7 common exercise and fitness myths busted by a pro
From the dangers of swimming after eating to the real benefits of sweat, we ask an expert to prove – or debunk – seven beliefs people have about working out
With so much information on the internet, it can be difficult to know whether you can trust all the fitness advice you read. We made a list of some of the most common myths about health and fitness, and asked sports scientist and physical education expert Lobo Louie Hung-tak, a professor at Hong Kong Baptist University, to sort the fact from the fiction.
1. “Exercise turns fat into muscle - and vice versa”
Fat and muscles are two different types of body tissue. “No matter what you do, you cannot turn one into another,” says Louie.
Some people may think their six-pack will become a spare tyre when they stop exercising. But what really happens when you stop working out is that the layer of abdominal fat, which is closer to the skin, thickens, while the layer of muscle becomes thinner.
2. “You should not swim after you eat”
This statement is applied to other types of vigorous exercise, too, but people tend to stress it when it comes to swimming because the possibility of drowning makes the risk much higher.
In general, it isn’t a good idea to do high-intensity exercises straight after a meal, because a lot of blood is needed to digest food, and moving vigorously, as you do in a workout, will draw the blood flow away to your muscles instead, causing cramps.

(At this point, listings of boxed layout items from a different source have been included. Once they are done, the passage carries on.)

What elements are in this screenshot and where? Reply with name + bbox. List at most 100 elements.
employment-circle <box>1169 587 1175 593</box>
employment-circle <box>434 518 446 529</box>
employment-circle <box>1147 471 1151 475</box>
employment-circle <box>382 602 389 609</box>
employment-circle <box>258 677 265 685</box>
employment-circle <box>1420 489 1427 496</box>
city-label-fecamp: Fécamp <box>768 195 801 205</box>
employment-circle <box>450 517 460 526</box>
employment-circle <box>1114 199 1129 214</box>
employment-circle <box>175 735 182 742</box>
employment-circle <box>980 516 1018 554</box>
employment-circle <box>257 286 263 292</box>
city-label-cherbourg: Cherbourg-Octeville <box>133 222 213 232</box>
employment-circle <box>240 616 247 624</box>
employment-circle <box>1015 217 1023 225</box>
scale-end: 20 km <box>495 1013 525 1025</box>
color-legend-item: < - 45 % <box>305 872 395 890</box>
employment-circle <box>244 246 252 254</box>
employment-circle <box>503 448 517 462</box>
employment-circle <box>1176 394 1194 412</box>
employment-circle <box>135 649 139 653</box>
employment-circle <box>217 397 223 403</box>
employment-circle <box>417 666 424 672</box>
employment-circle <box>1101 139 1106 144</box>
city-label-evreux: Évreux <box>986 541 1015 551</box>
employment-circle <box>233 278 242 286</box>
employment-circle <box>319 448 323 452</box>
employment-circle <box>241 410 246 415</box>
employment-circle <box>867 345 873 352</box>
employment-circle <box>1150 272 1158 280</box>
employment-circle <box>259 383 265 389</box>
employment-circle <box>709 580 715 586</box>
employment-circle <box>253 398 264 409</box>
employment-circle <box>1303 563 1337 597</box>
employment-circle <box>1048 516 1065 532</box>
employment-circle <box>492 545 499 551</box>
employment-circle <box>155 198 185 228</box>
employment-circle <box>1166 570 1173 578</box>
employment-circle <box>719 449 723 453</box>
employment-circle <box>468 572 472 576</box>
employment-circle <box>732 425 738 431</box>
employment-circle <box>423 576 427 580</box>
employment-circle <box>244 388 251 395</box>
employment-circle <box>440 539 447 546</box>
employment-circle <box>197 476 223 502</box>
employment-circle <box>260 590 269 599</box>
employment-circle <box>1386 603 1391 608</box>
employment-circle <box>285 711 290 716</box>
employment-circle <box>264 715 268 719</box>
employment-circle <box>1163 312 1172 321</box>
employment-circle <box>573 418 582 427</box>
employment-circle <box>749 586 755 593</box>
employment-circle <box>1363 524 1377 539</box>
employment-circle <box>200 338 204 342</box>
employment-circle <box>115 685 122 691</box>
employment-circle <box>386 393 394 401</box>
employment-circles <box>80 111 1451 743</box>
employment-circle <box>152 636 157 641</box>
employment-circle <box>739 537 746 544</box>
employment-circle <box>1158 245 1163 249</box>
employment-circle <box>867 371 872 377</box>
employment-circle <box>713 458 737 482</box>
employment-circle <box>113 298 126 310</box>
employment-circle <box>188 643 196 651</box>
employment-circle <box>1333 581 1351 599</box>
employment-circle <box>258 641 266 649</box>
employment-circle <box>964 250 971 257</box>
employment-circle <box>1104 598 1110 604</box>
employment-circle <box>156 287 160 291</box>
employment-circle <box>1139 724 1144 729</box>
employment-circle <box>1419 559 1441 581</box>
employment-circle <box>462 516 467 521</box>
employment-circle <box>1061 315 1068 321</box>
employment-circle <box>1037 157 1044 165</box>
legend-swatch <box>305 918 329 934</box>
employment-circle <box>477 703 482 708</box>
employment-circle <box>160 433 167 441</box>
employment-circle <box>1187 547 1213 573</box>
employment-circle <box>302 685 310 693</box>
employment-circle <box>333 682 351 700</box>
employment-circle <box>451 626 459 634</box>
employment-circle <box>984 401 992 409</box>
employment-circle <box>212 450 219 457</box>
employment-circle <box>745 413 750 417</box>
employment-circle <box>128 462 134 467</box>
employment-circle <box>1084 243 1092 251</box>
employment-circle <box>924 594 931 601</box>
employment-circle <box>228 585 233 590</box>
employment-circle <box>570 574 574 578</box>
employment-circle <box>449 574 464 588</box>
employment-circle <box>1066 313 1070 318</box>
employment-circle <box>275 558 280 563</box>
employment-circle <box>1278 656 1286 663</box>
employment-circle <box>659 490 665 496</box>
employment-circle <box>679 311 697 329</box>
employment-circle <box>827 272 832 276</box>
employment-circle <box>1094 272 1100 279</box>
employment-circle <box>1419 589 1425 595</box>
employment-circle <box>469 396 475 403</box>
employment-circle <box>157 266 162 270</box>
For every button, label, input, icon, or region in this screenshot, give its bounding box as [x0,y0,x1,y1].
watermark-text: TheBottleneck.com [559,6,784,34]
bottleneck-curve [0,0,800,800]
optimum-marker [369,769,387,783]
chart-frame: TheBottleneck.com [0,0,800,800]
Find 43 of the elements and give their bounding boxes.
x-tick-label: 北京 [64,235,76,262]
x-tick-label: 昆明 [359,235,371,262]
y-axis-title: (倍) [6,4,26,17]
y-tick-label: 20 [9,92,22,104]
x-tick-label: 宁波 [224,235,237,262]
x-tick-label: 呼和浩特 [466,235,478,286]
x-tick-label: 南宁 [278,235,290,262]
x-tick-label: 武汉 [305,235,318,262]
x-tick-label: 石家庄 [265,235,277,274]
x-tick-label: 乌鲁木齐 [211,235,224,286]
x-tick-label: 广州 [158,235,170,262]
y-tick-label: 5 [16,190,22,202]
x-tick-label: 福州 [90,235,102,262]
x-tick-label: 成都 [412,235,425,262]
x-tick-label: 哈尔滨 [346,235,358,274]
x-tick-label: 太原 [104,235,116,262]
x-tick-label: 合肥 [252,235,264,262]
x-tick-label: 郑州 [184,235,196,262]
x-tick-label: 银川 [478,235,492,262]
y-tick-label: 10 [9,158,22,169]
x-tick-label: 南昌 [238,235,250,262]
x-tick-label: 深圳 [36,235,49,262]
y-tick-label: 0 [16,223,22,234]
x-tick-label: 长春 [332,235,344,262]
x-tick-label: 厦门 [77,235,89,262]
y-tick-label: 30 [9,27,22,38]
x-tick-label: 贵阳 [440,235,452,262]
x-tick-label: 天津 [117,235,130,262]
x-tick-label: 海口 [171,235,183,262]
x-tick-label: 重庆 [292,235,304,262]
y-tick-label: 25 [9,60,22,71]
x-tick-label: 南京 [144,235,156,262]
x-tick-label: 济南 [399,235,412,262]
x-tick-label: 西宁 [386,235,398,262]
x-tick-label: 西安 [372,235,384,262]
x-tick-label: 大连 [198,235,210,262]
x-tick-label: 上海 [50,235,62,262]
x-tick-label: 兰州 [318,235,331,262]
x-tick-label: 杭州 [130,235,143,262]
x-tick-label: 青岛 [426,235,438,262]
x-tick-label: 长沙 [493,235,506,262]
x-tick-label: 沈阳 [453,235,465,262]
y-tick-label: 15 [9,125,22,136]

“Running around after a meal will give you appendicitis”
No doubt many children have been given this warning by their parents, but it is simply a myth. Food needs to travel a long way before reaching the large intestine, so jumping and running around after eating cannot possibly cause an inflammation of the appendix.
The discomfort people feel if they do physical activity after eating is usually caused by caused by an inadequate blood supply to their digestive system.
“If you exercise at night, you won’t be able to sleep”
In general, doing exercise at night should not affect your quality of sleep. But some people may find that the hormones given off during exercise affect their emotions, and this could stop them from falling asleep.
Louie suggests doing a little experiment to find your best workout time, by comparing how you feel after exercising in the morning and at night.
“Exercise is the best way to lose weight”
It surely comes as no surprise that both exercise and diet control are the most effective ways to stay healthy. Working out is very important because it helps to boost our metabolism rate and strengthen the immune system.
But Louie says that making smart food choices is the number one priority, as it is the first gatekeeper of our health.
“You gain about 700 calories from a bowl of lunch meat and egg noodles, but you can only burn 300 calories by running for 30 minutes. Isn’t it easier to choose our food wisely?” he asks.
“The more you sweat, the better”
People link sweating with exercising or even detoxing, but it reality it’s just the body’s way of removing heat so that we maintain a normal body temperature.
“Sweating is more like a feeling. Swimmers don’t sweat, but the sport is still [an excellent workout],” Louie says. In other words, you can’t measure how effective a type of exercise is by how much it makes you sweat.
“Running on a treadmill isn’t as beneficial as running outside”
Louie says both types of running have their benefits; it simply depends on what your goal is. Some people like to enjoy the view as they run, while others prefer to watch soap operas on their phone – either way, you’re still moving.
However, competitive runners shouldn’t rely solely on the treadmill, because the machine’s belt makes it easier for you to take longer, faster strides. To ensure you’re keeping a steady pace when training for a race, Louie advises running outside on a road, and using a treadmill for relaxation.